Aurélie, ancien mannequinà franceinfo Culture
Les jeunes femmes développent parfois des troubles alimentaires sérieux comme la boulimie. Pour Maud Le Fort, c’est l’orthorexie qui est le comportement le plus répandu chez les mannequins. "Le fait de toujours devoir manger sainement peut très vite devenir obsessionnel et culpabilisant, c’est comme un toc." Les agents censés représenter les intérêts des mannequins ne sont pas étrangers à certaines dérives. Maud Le Fort nous a confié un échange avec l’un de ses anciens agents.

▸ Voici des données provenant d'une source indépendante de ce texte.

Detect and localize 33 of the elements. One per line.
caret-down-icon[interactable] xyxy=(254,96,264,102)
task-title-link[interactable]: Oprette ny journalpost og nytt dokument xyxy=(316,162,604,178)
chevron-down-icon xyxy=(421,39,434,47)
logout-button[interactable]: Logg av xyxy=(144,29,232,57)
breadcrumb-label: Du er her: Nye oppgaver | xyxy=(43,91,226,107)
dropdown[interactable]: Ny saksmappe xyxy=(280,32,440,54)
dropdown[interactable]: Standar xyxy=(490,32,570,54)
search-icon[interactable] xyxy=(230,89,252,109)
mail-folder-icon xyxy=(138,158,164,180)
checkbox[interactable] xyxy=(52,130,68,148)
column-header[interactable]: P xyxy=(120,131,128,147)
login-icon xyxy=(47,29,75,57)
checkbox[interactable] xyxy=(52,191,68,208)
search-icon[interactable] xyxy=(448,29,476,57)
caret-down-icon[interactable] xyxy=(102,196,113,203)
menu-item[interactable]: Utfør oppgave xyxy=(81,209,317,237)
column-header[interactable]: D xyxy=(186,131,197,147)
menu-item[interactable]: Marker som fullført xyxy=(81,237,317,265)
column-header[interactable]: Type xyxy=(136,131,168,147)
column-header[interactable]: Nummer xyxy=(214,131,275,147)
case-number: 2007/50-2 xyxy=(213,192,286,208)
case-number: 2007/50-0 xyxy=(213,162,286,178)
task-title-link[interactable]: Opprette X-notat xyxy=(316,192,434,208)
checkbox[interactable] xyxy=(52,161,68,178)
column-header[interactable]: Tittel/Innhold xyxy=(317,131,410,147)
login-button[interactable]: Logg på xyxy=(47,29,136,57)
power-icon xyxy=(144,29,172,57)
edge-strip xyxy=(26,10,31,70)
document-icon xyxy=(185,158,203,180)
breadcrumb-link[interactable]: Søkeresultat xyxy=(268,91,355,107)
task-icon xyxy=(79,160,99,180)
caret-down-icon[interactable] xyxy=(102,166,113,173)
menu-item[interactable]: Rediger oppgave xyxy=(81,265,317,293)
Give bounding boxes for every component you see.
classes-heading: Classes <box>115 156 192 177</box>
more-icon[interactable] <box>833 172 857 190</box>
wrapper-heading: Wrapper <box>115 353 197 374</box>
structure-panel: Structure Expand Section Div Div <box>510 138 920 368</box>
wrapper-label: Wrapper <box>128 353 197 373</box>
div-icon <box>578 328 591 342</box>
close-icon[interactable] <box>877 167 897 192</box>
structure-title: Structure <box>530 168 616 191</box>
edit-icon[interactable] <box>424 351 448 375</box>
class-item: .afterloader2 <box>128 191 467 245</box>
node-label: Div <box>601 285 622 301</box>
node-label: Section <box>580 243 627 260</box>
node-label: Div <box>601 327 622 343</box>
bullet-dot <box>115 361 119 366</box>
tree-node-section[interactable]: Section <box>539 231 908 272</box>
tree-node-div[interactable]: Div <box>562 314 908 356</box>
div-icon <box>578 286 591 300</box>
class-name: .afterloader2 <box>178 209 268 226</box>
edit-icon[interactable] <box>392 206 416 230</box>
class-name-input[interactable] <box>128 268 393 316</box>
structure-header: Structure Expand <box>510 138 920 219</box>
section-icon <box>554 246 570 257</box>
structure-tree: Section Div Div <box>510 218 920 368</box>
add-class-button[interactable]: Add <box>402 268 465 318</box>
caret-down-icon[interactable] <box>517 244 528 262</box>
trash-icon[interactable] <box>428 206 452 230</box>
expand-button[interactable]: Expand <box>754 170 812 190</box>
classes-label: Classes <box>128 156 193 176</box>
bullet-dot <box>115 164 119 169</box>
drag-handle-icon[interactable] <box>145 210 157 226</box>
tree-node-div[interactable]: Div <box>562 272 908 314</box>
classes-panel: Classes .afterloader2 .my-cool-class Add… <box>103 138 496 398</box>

Elle mesure alors 1,81 m pour 53 kg et s’inquiète pour sa santé. "J’ai déjà un IMC d’anorexique, je ne passerai pas la visite de santé au travail", répond-elle à ce message.
Un sondage réalisé récemment par l’association Model Law auprès de ses membres permet de se rendre compte de l’ampleur du phénomène. A la question "Avez-vous déjà ressenti une pression pour modifier votre apparence physique et répondre aux exigences de l’industrie de la mode ?", 52% des mannequins ont répondu positivement. Et 83% des mannequins qui disent souffrir de problèmes de santé mentale estiment que cela est lié à leur métier.
Du coton pour se remplir l'estomac
Manger du coton pour se remplir l’estomac, se faire vomir entre deux défilés… Autant de combines que les mannequins s’échangent entre elles pour garder des mensurations inatteignables. Mathilde a été témoin de ces comportements en coulisses mais n’est jamais tombée dans cette spirale. Après la pandémie de Covid-19, les demandes pour les silhouettes avec plus de formes se sont multipliées, lui permettant de travailler et de se faire un nom. Mais ces derniers mois, son 38-40 n’attire plus autant les marques. "Elles ont constaté que mettre en avant des mannequins 'gros' dans les défilés n’avait aucun impact sur les ventes", analyse Mathilde. "Ça commence par les podiums mais ça va avoir une répercussion sur les campagnes photo, le e-commerce, ce qui va passer à la télé." Elle redoute de voir la vague du "body positive", censé représenter tous les corps, refluer peu à peu.
La Bible des magazines de mode, Vogue Business, a récemment publié les statistiques de la dernière Fashion Week (automne-hiver 2023-2024). Sur plus de 9 000 tenues présentées sur les podiums, 95,6% étaient portées par des mannequins à la morphologie très mince (taille 32-36).